Ecco che l'insicurezza adolescenziale non rischia di trasformarsi in una ossessione legata al perfezionismo corporeo, ritrovandosi una persona apparentemente con l'obiettivo raggiunto, ma verosimilmente con altri problemi di più complessa risoluzione; la richiesta salutistica non si trasformerà in una serie di divieti e ansie da mancato rispetto delle regole, ma permetterà l'acquisizione di uno stile di vita che potrà essere mantenuto nel lungo periodo.

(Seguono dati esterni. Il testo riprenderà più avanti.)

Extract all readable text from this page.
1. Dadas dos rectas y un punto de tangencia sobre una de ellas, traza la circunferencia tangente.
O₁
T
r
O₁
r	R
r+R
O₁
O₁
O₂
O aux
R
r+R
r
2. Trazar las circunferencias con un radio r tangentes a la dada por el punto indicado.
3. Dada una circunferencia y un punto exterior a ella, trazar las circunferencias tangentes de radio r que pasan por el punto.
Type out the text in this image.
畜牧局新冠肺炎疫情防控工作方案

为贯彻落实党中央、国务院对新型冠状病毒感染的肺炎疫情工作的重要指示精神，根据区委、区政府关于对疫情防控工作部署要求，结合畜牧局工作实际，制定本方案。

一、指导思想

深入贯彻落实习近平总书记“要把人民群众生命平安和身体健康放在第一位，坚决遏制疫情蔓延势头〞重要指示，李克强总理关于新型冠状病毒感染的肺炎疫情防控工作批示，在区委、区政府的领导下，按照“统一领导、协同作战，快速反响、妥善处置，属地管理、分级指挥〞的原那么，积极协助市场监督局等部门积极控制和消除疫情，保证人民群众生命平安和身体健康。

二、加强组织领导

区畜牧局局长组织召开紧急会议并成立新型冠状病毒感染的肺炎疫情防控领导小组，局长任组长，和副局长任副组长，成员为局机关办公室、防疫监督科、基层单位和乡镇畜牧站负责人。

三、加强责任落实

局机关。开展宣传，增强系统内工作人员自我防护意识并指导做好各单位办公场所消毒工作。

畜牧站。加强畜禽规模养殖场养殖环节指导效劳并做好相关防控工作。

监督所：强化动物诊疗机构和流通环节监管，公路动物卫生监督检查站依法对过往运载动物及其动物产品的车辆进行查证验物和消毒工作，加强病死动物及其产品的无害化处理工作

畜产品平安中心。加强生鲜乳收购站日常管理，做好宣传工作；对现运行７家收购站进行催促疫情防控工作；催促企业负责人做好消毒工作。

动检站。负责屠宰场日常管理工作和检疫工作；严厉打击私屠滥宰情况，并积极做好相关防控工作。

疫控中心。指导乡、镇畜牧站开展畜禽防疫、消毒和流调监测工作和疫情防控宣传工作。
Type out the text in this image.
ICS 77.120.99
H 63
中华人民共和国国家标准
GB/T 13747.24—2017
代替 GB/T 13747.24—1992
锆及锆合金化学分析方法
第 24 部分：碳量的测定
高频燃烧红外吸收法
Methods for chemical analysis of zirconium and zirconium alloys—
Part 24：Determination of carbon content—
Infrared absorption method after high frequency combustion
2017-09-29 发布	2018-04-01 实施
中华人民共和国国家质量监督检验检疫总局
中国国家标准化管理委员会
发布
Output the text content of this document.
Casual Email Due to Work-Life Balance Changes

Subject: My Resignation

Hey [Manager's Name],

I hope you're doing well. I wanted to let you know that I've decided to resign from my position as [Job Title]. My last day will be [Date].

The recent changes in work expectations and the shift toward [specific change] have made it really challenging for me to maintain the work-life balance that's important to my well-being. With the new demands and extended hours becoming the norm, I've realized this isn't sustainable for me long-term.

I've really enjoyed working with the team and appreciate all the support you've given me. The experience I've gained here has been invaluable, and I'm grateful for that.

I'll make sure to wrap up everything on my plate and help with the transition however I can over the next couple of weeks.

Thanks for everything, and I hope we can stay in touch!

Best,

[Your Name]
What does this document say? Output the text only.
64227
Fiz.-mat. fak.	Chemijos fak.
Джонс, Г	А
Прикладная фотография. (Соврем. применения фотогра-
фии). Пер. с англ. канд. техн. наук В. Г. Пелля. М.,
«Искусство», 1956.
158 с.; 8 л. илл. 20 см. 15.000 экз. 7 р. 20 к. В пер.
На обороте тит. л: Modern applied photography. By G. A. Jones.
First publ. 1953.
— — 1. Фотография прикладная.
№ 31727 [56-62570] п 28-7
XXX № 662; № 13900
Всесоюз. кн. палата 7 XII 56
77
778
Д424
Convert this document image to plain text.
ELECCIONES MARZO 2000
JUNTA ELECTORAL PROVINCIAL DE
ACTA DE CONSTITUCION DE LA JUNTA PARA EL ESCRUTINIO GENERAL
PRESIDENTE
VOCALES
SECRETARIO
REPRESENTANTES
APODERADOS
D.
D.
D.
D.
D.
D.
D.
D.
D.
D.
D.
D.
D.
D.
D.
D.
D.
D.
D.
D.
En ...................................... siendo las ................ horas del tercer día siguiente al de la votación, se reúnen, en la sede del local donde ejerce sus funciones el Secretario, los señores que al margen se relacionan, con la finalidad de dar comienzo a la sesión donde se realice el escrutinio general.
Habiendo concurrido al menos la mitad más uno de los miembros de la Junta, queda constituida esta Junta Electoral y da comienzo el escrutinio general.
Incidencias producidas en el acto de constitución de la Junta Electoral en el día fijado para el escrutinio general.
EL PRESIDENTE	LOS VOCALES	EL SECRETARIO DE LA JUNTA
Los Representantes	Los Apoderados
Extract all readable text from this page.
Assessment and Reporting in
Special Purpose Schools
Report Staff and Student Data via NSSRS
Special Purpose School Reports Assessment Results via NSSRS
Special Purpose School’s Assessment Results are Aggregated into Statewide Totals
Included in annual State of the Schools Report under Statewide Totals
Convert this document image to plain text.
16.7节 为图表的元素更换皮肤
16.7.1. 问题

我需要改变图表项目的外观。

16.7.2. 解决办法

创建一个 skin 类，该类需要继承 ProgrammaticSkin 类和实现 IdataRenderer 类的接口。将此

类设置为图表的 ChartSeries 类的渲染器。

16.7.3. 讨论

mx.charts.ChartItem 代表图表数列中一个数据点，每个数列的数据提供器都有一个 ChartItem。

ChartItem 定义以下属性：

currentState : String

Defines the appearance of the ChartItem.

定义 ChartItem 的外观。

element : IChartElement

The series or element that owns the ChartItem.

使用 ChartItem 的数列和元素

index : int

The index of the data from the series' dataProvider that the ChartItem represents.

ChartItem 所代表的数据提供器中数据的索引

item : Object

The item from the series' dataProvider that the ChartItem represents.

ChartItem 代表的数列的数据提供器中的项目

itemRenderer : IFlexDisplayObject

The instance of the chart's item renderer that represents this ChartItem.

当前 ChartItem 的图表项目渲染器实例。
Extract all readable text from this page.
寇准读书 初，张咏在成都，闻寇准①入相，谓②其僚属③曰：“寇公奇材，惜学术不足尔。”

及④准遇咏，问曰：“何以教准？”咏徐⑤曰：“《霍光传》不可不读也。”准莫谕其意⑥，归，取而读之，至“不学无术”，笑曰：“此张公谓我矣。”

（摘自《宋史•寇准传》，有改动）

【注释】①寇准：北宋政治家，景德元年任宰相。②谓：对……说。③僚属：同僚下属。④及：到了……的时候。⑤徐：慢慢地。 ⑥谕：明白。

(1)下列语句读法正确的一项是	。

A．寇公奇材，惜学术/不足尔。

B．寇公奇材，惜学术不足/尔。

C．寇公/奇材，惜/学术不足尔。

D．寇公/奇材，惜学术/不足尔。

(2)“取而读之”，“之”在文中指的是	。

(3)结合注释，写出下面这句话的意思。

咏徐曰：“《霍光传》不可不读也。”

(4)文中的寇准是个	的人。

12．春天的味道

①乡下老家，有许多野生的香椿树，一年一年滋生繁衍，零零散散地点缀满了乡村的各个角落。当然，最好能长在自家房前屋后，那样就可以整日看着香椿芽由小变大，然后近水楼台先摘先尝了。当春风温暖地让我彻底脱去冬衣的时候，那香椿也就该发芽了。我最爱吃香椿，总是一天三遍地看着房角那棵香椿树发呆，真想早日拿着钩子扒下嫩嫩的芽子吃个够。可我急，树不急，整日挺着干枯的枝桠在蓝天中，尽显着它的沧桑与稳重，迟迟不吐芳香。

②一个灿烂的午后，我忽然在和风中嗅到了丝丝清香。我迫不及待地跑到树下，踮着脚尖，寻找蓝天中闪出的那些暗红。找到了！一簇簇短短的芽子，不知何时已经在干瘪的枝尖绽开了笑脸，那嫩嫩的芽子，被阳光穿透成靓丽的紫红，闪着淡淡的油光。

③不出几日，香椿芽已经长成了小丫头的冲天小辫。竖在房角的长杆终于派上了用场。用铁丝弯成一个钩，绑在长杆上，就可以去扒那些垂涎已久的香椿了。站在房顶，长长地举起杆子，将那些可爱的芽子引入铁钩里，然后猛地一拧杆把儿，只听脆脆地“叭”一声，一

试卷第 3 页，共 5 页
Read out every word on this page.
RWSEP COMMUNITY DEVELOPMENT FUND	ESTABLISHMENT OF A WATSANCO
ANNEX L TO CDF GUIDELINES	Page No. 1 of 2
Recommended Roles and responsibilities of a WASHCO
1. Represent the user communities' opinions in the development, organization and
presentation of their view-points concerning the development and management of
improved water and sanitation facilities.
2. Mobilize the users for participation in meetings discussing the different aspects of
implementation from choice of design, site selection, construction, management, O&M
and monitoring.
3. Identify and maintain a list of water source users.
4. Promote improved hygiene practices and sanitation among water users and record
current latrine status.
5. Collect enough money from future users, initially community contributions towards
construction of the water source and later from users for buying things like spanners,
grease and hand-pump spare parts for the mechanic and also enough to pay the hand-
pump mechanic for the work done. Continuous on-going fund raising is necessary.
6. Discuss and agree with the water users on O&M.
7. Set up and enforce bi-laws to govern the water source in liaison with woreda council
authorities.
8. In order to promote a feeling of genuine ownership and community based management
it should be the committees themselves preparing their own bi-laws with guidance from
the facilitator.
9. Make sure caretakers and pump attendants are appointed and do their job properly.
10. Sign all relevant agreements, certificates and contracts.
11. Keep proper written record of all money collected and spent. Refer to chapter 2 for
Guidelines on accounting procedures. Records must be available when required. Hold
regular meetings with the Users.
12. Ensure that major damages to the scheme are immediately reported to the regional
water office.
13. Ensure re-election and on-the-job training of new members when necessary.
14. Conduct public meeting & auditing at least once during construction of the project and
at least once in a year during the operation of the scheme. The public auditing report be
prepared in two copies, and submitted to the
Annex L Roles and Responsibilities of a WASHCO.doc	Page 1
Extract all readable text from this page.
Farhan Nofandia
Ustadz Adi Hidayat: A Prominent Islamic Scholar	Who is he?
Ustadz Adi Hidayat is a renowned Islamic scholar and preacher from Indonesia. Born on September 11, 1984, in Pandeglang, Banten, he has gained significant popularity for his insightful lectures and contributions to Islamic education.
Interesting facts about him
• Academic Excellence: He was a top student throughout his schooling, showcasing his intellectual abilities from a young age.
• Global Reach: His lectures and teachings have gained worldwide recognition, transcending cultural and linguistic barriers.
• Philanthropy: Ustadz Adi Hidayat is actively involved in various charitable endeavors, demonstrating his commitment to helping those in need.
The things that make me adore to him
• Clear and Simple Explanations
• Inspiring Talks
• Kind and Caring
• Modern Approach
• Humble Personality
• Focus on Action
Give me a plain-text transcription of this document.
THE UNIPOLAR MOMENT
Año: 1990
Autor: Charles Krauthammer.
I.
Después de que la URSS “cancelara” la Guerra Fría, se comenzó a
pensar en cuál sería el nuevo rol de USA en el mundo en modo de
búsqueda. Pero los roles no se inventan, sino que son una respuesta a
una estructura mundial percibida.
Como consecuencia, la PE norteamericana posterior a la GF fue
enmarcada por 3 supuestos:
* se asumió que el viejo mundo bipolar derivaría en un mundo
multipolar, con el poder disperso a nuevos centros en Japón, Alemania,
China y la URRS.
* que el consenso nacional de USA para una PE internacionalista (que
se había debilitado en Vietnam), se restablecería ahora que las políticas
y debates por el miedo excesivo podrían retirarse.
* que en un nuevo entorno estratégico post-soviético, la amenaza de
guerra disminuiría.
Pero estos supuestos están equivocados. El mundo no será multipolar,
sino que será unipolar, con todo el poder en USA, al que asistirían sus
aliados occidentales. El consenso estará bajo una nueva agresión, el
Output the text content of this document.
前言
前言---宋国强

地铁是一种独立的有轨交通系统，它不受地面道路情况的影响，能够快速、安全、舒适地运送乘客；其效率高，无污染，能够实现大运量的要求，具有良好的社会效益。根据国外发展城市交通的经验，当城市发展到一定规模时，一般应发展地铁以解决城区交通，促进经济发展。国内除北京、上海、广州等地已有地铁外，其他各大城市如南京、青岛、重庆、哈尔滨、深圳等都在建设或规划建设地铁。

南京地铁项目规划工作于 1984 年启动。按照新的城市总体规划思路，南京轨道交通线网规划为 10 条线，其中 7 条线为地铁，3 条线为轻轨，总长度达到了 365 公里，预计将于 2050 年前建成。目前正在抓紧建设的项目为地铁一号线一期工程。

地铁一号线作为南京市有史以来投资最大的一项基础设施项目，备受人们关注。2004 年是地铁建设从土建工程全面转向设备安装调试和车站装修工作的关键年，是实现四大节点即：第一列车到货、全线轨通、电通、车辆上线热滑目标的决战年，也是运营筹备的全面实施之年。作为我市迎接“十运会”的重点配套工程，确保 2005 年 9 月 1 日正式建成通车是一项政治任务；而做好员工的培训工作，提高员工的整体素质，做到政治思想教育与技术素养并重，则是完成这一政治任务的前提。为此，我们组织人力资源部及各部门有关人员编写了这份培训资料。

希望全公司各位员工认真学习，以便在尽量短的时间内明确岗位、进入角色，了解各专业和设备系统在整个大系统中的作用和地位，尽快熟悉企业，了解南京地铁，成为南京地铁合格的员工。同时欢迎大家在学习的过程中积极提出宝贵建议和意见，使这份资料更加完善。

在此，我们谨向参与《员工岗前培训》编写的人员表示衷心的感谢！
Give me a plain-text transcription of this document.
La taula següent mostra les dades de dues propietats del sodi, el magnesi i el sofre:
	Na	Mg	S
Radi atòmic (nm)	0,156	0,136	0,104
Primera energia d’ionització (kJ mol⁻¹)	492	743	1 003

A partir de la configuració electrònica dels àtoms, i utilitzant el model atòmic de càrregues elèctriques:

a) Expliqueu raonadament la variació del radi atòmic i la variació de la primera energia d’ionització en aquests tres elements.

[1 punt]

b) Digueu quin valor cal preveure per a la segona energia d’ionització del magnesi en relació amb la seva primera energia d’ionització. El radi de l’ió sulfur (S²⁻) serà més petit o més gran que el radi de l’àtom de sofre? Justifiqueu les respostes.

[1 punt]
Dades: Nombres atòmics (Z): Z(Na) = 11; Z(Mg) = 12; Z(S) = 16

Il dimagrimento (ribadisco, solo per proseguire con l'esempio iniziale), non sarà più lo scopo ultimo dell'intervento del professionista, né la medicina amara da prendere al bisogno, ma una conseguenza gratificante e motivazionale delle azioni apprese e intraprese. Ecco che il fitness potrà tornare a essere tale, perché linguisticamente molti sono già da anni propensi al wellness ma, nella realtà dei fatti, in pochi si sono spostati dalla semplice gestione di un ideale estetico (che spesso porta con se un bagaglio di disagio fisico ed emotivo).
Non dico che tutto quanto sopra possa essere appreso e applicato sempre e da tutti, proprio per questo non sempre, e non tutti, sono dei professionisti.